Most people take a very utilitarian view of things and say they’d throw the switch. But there are plenty of variations on the trolley problem that suggest there’s more than pure utilitarianism involved in the decision-making. Changing the number of people on the alternate track or changing how directly involved you have to be in killing someone will both shift the frequency of different answers—at least in industrialized societies.

Documentation of the response to the trolley problem in other cultures has been relatively spotty, raising the question of whether we can reveal any ethical universals using it. So an enormous team of researchers decided to find out, surveying over 27,000 people in 45 countries. Although the work didn’t exactly go as planned, it did provide a hint of at least one ethical tendency that’s pretty universal across cultures.

One problem, many versions

Basic versions of the trolley problem are just as described above, with people asked whether to pull a switch or not, with the number of people dead depending on their decision. But there are nearly infinite variants on the basic outline. In the studies done here, the researchers used the standard version, and also two variants. In one case, they put the participants in charge of a speedboat and had them choose which of two groups of swimmers to save from drowning. While the practical results are the same—one group is saved, the other dies—this shifts the focus onto saving people.

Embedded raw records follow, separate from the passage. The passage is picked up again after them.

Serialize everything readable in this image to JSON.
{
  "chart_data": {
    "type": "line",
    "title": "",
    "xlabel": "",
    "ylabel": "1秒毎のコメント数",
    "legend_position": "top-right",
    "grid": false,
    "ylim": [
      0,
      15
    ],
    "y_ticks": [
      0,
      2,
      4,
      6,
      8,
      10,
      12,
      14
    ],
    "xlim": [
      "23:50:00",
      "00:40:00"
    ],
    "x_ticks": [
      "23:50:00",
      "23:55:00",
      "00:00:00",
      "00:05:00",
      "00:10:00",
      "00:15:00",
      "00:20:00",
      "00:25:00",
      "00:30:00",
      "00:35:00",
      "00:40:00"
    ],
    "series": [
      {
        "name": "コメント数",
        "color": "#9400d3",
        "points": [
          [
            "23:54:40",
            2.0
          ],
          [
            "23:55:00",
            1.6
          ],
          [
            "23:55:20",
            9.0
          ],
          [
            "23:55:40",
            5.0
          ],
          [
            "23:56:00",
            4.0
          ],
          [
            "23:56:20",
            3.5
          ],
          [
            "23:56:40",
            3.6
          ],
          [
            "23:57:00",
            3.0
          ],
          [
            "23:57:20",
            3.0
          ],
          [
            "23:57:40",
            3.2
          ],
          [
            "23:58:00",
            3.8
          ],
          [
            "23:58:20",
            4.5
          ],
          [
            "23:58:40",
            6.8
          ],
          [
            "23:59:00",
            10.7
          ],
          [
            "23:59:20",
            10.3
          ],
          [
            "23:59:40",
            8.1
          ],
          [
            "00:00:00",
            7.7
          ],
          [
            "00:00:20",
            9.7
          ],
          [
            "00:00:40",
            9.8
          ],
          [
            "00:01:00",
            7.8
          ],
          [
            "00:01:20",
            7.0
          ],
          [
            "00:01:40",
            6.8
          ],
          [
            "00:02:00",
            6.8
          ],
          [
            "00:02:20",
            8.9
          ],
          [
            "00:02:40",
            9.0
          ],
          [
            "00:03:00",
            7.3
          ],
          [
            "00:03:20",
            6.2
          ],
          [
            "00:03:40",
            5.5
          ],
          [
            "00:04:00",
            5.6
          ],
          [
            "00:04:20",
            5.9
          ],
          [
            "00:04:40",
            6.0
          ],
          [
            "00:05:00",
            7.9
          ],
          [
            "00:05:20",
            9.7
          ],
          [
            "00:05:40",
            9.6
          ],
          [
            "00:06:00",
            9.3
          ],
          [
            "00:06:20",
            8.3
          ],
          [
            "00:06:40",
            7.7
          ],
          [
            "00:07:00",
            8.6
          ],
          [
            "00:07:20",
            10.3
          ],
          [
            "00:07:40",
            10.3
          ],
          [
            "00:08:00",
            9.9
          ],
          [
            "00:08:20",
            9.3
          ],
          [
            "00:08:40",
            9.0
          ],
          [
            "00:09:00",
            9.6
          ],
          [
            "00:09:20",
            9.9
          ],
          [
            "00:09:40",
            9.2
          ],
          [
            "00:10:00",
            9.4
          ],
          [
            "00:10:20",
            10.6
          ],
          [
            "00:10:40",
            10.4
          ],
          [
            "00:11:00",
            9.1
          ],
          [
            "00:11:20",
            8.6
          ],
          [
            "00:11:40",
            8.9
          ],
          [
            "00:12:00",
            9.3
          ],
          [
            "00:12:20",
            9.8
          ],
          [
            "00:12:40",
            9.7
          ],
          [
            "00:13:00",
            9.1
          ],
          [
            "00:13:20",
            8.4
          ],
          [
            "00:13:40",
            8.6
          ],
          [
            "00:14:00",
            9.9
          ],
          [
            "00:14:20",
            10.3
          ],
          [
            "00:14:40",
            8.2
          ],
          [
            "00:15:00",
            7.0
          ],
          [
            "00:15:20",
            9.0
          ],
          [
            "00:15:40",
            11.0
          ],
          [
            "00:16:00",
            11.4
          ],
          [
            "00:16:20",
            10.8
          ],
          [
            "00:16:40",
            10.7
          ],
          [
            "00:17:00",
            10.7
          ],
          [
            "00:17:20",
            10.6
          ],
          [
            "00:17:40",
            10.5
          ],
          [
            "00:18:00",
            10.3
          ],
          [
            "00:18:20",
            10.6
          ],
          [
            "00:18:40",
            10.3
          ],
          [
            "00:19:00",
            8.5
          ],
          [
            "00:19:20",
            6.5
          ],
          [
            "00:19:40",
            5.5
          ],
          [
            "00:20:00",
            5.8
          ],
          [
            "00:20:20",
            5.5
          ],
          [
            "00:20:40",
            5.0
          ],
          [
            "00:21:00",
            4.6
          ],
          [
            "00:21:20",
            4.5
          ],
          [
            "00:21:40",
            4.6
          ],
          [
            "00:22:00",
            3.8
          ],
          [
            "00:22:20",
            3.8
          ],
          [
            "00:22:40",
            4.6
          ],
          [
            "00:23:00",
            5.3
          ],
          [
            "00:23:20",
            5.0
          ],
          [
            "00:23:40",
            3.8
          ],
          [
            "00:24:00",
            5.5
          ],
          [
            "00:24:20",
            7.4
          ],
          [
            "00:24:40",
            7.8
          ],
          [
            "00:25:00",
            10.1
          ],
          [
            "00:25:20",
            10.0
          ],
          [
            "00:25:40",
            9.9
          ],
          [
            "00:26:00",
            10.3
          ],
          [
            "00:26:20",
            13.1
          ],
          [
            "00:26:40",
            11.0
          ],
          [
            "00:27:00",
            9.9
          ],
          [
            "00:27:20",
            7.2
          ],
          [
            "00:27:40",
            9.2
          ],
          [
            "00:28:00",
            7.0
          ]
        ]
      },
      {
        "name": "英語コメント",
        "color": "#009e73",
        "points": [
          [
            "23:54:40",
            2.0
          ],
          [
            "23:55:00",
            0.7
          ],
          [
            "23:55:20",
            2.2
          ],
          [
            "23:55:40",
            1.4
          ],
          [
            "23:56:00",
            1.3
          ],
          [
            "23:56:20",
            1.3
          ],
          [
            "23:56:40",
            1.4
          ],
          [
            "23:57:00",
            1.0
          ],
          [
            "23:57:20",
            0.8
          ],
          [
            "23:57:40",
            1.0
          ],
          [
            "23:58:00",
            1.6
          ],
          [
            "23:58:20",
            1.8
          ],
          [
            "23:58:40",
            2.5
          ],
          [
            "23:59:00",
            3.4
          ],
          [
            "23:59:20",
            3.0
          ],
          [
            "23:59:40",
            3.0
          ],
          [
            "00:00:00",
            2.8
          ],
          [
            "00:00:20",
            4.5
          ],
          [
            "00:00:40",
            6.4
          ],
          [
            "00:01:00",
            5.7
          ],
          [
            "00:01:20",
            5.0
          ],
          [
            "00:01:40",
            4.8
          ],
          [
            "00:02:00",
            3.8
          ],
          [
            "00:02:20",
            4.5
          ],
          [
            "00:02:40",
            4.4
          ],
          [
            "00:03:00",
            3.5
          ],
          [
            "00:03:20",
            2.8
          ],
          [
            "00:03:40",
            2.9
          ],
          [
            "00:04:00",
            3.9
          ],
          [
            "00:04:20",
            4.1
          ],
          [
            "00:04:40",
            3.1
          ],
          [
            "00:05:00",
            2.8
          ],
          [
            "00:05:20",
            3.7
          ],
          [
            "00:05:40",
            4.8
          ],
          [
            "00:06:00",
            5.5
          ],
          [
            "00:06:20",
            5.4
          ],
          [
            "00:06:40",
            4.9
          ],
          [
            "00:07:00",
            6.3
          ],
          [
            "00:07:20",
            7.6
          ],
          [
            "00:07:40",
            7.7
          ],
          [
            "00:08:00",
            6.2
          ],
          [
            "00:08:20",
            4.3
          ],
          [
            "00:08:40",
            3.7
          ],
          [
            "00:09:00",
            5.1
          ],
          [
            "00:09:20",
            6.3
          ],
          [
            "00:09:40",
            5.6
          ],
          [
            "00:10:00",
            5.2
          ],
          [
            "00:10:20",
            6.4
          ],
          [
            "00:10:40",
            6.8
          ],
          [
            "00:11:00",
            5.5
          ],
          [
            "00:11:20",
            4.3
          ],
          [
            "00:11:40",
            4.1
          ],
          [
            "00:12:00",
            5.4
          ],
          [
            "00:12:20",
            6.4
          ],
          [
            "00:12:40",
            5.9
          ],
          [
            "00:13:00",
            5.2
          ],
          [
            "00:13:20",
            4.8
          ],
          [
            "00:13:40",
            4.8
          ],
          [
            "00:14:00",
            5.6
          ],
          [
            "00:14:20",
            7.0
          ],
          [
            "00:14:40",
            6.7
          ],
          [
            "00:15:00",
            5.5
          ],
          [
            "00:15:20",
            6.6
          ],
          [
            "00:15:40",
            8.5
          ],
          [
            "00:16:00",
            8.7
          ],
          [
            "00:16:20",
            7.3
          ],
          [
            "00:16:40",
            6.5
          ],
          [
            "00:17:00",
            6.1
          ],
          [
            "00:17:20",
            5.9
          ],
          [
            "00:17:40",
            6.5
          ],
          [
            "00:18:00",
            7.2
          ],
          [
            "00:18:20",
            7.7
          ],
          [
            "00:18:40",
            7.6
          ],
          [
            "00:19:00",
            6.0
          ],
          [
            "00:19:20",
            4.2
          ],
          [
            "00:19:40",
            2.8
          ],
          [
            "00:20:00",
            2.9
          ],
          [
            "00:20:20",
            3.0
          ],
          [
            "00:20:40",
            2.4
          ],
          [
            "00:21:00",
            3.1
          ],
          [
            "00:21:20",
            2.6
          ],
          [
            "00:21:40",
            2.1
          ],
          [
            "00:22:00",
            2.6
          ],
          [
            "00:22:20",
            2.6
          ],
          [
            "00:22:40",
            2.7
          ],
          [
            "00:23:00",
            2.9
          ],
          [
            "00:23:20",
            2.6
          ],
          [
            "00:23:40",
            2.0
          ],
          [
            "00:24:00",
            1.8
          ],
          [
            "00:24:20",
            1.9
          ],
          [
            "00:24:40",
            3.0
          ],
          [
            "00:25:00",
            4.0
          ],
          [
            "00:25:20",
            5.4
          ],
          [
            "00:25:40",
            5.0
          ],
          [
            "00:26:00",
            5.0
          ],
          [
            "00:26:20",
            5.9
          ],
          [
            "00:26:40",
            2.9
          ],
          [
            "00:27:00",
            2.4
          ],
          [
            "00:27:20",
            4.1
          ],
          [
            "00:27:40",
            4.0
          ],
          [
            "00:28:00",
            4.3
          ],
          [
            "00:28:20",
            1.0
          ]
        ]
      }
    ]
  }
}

In another version used in the study, there was no switch; instead, participants had to throw someone off a bridge and in front of the trolley to get it to derail and save others.

This latter case reveals a bit about moral decision-making in industrialized societies. Even when the deaths averted and caused are identical, people in industrialized societies tended to be more hesitant to physically throw someone under the trolley than they were to pull a switch. Researchers have labelled this an aversion to “personal force,” and one of the questions here was whether this same behavior was seen in non-industrialized societies.

As noted above, the researchers had a large population of participants to sort this out, divided into the global East, South, and West. But that turned out to be more of a problem than it might appear.

The researchers had pre-registered their study plan with a set of criteria that would lead to participants being excluded from the analysis portion of things. These included indications of a loss of attention while people filled in online forms or being aware of the trolley test. Unfortunately, that covered nearly all of their participants—over 80 percent of them. As a result, if they did the analysis according to their original plan, they had very few participants, and most of the results weren’t statistically significant.

In addition, there were some indications that participants found the whole concept of the trolley problem a bit confusing and had trouble understanding the questions. This was more common in non-Western societies.